Shelve is probably not a good choice, however...
You might try using klepto
or joblib
. Both are good at caching results, and can use efficient storage formats.
Both joblib
and klepto
can save your results to a file on disk, or to a directory. Both can also leverage the numpy
internal storage format and/or compression on save… and also save to memory mapped files, if you like.
If you use klepto
, it takes the dictionary key as the filename, and saves the value as the contents. With klepto
, you can also pick whether you want to use pickle
or json
or some other storage format.
Python 2.7.7 (default, Jun 2 2014, 01:33:50)

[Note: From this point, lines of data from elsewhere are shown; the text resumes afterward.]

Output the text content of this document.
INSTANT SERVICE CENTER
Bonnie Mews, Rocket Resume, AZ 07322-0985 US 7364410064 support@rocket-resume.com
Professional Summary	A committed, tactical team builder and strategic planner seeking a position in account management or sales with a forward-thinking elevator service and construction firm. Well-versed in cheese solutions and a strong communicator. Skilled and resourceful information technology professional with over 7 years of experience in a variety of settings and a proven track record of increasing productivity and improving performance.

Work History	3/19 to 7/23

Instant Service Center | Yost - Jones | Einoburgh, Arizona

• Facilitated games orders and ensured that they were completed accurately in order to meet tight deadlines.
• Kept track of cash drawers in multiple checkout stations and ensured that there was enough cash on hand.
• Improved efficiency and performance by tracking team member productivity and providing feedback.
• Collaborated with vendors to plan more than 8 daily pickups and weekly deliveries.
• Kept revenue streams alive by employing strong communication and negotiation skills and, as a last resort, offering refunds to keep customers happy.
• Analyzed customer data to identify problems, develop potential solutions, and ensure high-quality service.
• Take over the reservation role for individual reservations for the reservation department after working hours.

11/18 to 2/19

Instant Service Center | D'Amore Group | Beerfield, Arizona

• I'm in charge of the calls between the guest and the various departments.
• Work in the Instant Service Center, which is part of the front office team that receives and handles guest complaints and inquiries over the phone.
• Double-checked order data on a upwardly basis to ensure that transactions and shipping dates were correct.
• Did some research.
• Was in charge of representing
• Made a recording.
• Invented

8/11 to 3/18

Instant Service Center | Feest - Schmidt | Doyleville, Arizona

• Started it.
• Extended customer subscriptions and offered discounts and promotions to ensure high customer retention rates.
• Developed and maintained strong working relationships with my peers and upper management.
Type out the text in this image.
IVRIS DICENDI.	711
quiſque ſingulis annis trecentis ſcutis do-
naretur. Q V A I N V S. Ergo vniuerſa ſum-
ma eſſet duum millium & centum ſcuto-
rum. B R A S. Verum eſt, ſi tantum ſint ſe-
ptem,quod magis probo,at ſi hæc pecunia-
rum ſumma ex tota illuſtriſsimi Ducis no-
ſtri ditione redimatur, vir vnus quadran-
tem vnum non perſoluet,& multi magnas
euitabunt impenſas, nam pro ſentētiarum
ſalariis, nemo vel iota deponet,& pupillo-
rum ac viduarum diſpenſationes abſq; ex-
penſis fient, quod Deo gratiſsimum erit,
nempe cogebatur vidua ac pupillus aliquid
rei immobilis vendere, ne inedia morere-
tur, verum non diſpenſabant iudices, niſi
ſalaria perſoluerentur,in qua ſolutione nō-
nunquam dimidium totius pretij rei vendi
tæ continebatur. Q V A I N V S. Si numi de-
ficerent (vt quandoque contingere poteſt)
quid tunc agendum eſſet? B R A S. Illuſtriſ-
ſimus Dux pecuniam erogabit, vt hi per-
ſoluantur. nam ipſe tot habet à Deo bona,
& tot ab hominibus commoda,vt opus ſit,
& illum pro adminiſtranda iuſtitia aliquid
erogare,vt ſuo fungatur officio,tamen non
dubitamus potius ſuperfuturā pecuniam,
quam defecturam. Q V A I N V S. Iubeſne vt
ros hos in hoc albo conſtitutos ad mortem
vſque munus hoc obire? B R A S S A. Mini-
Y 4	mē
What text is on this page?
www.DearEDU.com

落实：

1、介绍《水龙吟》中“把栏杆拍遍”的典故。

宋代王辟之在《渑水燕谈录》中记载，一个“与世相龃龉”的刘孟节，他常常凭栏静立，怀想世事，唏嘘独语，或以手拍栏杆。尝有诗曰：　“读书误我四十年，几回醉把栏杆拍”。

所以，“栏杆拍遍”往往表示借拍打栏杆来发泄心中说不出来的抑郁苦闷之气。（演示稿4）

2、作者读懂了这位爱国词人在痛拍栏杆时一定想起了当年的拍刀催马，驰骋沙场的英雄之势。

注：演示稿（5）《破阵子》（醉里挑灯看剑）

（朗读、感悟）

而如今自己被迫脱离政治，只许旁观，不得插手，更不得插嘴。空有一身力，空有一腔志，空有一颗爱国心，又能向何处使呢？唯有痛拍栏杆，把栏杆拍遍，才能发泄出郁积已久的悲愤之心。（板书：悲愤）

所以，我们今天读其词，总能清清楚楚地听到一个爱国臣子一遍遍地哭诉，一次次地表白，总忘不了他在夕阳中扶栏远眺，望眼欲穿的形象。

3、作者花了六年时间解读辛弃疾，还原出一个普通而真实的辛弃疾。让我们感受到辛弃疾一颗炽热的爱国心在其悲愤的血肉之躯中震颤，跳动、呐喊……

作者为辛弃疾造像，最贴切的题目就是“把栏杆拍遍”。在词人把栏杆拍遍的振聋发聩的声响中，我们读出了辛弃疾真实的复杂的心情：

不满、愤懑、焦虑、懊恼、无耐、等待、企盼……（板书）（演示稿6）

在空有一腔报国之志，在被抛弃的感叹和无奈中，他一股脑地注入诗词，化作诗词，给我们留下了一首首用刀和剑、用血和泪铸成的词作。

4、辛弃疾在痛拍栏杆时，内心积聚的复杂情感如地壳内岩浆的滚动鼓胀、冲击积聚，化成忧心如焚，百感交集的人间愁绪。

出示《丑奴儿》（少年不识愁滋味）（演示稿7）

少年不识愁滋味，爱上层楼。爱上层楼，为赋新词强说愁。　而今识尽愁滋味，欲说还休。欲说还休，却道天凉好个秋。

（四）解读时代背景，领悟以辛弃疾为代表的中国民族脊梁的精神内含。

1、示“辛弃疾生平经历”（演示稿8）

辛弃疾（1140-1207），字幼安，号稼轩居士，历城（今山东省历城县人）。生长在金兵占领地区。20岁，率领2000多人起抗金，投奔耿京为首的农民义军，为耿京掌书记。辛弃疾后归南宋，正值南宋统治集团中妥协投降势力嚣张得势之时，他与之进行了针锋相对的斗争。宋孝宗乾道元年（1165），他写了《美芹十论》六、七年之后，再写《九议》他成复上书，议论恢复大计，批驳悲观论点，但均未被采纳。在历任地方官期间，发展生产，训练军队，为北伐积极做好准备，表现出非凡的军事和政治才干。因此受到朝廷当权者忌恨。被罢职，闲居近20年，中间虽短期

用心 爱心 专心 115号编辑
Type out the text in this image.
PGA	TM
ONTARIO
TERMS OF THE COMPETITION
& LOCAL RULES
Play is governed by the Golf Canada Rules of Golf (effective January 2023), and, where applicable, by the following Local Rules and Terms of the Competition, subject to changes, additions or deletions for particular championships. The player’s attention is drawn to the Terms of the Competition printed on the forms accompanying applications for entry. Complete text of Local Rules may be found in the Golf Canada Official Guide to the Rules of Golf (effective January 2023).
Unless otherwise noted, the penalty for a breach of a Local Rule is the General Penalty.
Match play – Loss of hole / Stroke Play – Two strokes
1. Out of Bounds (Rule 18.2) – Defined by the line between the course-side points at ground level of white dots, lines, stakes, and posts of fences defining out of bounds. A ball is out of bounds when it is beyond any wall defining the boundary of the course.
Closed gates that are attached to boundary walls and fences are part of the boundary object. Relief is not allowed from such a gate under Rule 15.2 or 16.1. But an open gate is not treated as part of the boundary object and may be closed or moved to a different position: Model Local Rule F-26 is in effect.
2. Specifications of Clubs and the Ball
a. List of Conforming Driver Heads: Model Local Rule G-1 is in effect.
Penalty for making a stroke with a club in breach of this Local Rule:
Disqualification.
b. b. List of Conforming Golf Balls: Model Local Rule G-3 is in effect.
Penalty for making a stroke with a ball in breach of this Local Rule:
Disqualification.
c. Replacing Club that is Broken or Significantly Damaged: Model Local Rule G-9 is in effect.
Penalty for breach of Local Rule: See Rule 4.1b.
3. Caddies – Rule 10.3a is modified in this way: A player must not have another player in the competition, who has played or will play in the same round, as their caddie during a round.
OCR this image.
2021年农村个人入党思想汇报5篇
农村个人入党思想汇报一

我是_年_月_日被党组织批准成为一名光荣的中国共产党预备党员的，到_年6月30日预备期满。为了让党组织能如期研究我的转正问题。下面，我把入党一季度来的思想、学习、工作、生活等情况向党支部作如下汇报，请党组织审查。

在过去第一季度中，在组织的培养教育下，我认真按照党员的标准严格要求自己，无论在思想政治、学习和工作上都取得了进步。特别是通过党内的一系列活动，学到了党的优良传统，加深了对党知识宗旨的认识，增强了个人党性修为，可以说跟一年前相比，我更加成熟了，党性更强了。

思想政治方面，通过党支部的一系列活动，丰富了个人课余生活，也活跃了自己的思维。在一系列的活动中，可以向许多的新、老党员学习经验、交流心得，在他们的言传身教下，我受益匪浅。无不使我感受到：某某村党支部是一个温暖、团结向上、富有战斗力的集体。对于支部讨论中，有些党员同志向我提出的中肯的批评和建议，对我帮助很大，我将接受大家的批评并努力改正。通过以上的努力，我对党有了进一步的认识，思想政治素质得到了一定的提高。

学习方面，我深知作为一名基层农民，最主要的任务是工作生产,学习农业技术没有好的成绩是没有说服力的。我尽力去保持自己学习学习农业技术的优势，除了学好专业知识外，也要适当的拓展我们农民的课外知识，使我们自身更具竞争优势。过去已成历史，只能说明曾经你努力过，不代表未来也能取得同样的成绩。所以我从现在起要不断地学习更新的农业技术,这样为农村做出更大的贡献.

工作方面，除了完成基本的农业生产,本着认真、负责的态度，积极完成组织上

[GCC 4.2.1 Compatible Apple Clang 4.1 ((tags/Apple/clang-421.11.66))] on darwin
Type "help", "copyright", "credits" or "license" for more information.
>>> import klepto
>>> data_dict = klepto.archives.dir_archive('storage', cached=False, serialized=True)
>>> import string
>>> import random
>>> for j in string.ascii_letters:
... for k in range(1000):
... data_dict.setdefault(j, []).append([int(10*random.random()) for i in range(3)])
...
>>>
This will create a directory called storage
that contains pickled files, one for each key of your data_dict
. There are keywords for using memmap
files, and also for compression level. If you choose cached=False
, then instead of dumping to file each time you wrote to data_dict
, you'd write to memory each time… and you could then use data_dict.dump()
to dump to disk whenever you choose… or you could pick a memory limit that when you hit it, you'd dump to disk. Additionally, you can also pick a caching strategy (like lru
or lfu
) for deciding which keys you would purge from memory and dump to disk.
Get klepto
here: https://github.com/uqfoundation
or get joblib
here: https://github.com/joblib/joblib
If you refactor, you could probably come up with a way to do this so it could take advantage of a pre-allocated array. However, it might depend on the profile of how your code runs.
Does opening and closing files affect run time? Yes. If you use klepto
, you can set the granularity of when you want to dump to disk. Then you can pick a trade-off of speed versus intermediate storage of results.